Résultat post-rééducation au niveau de la douleur :
Sur ce schéma, nous pouvons comparer les effets de la rééducation (physio) et les effets de la mise en place d’une orthèse occlusale (splint), au cours des semaines suivant la mise en place de ces traitements, sur la douleur ressentie par le patient (cotée via une Échelle Visuelle Analogique en mm). Lors des traitements réussis (STx), nous pouvons voir que la physiothérapie permet de baisser la douleur de façon plus rapide que l’orthèse et sur du long terme (plus de 80 semaines après). Dans les traitements infructueux (Utx), la rééducation, tout comme les orthèses occlusales, permet une diminution de la douleur, mais de façon insuffisante.
Les traitements sont alors interrompus. Il serait, dans ces cas, intéressant de coupler les deux types de traitement, pour potentialiser et peut-être permettre une plus grande efficacité, notamment sur la douleur.

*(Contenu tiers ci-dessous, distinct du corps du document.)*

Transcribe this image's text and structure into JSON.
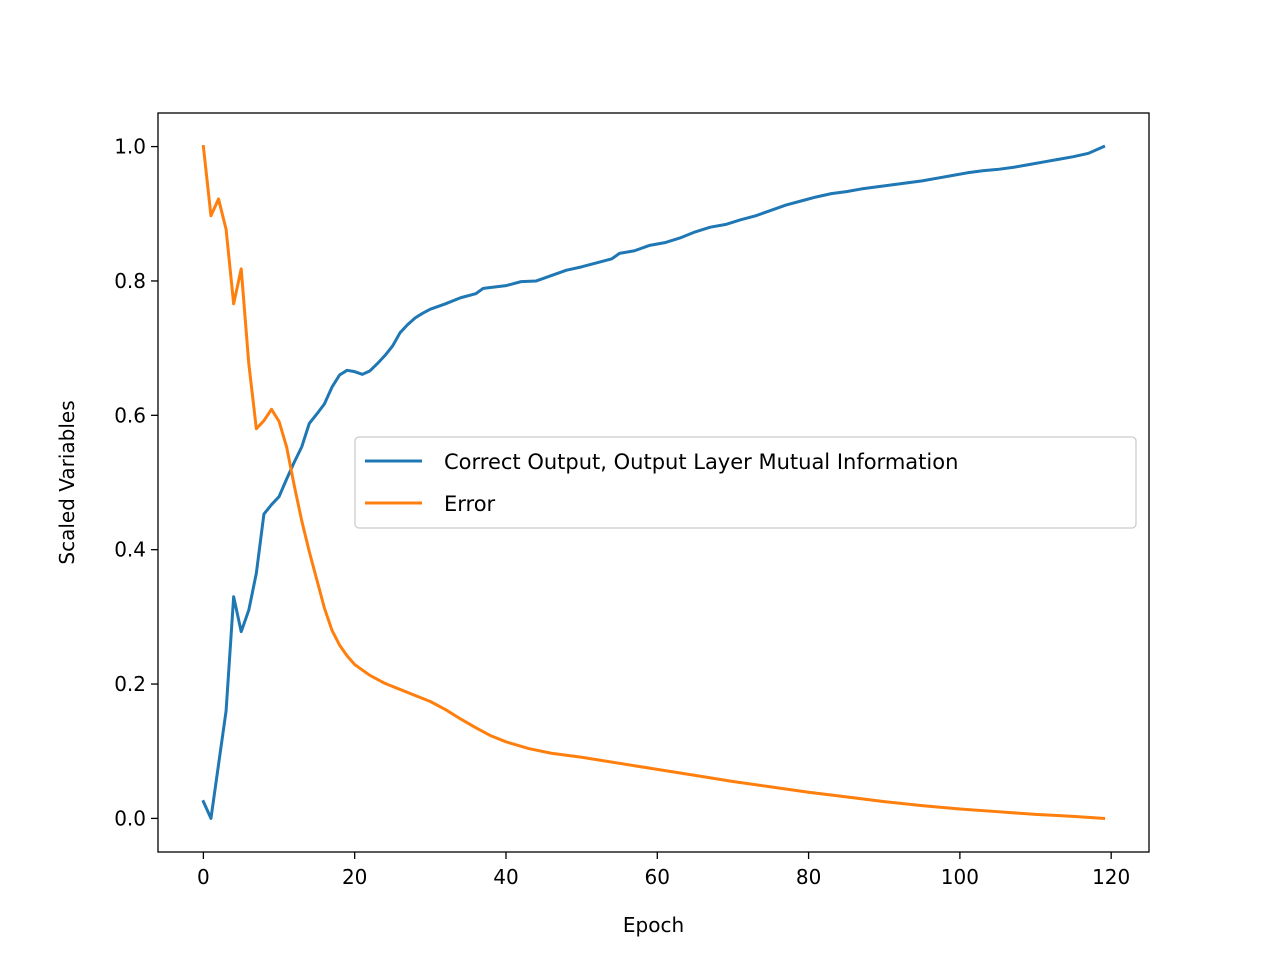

5.UNE APPROCHE MULTIDISCIPLINAIRELa prise en charge doit être réalisée en réseau de soin incluant la collaboration de chirurgiens-dentistes, éventuellement spécialisés dans la gestion de l’occlusion dentaire (occlusodontologiste), orthodontistes, chirurgien-maxillo-faciaux, médecins généralistes, ORL, orthoptistes, podologues… Cette approche globale du patient rassure le patient et favorise l’efficacité des traitements mis en place. Les conseils et l’éducation thérapeutique bien qu’essentiels ne peuvent suffire comme traitement des DTM. R. Van Grootel et al. [2] a montré qu’il était préférable de commencer par un traitement de physiothérapie oro-faciale puis l’associer à une orthèse si les résultats obtenus ne sont pas suffisants.

6.L’AUTO-RÉÉDUCATION
Alors que la physiothérapie oro-faciale a démontré son importance et son efficacité et à l’heure où la téléconsultation entre dans notre champ de compétences, une étude de Hedwig A van der Meer et al.[6] s’est penchée sur l’intérêt d’utiliser les applications montrant les exercices à réaliser par les patients. Même si notre profession est avant tout manuelle, il faut s’intéresser à ces nouvelles technologies qui occupent de plus en plus de place dans notre quotidien et celui de nos patients. Celles-ci sont utiles en complément des soins de rééducation, mais ne permettent pas, utilisées seules, un traitement efficace. Il apparaît alors l’utilité de nous approprier ces nouveaux outils afin de leur donner la place qu’il leur revient dans nos traitements :

pas celle de nous remplacer, mais celle de permettre d’accompagner nos patients entre nos séances,
permettant un suivi et une continuité des soins (Photo 3).

EN RÉSUMÉ
La physiothérapie oro-faciale a démontré son efficacité comme un traitement essentiel lors de la prise en charge des DTM. Elle doit être effectuée de façon précoce et même en 1re intention, en complément de l’éducation thérapeutique, de l’approche cognitive et comportementale. Elle peut être associée dans un deuxième temps à une orthèse dentaire occlusale de port le plus souvent nocturne. Cette rééducation doit également être assez large et inclure une prise en charge des cervicales, voire des épaules. Elle peut être complétée par des auto-massages et des exercices d’auto-rééducation réalisés par le patient, guidés selon les besoins par des applications numériques dédiées à ce domaine.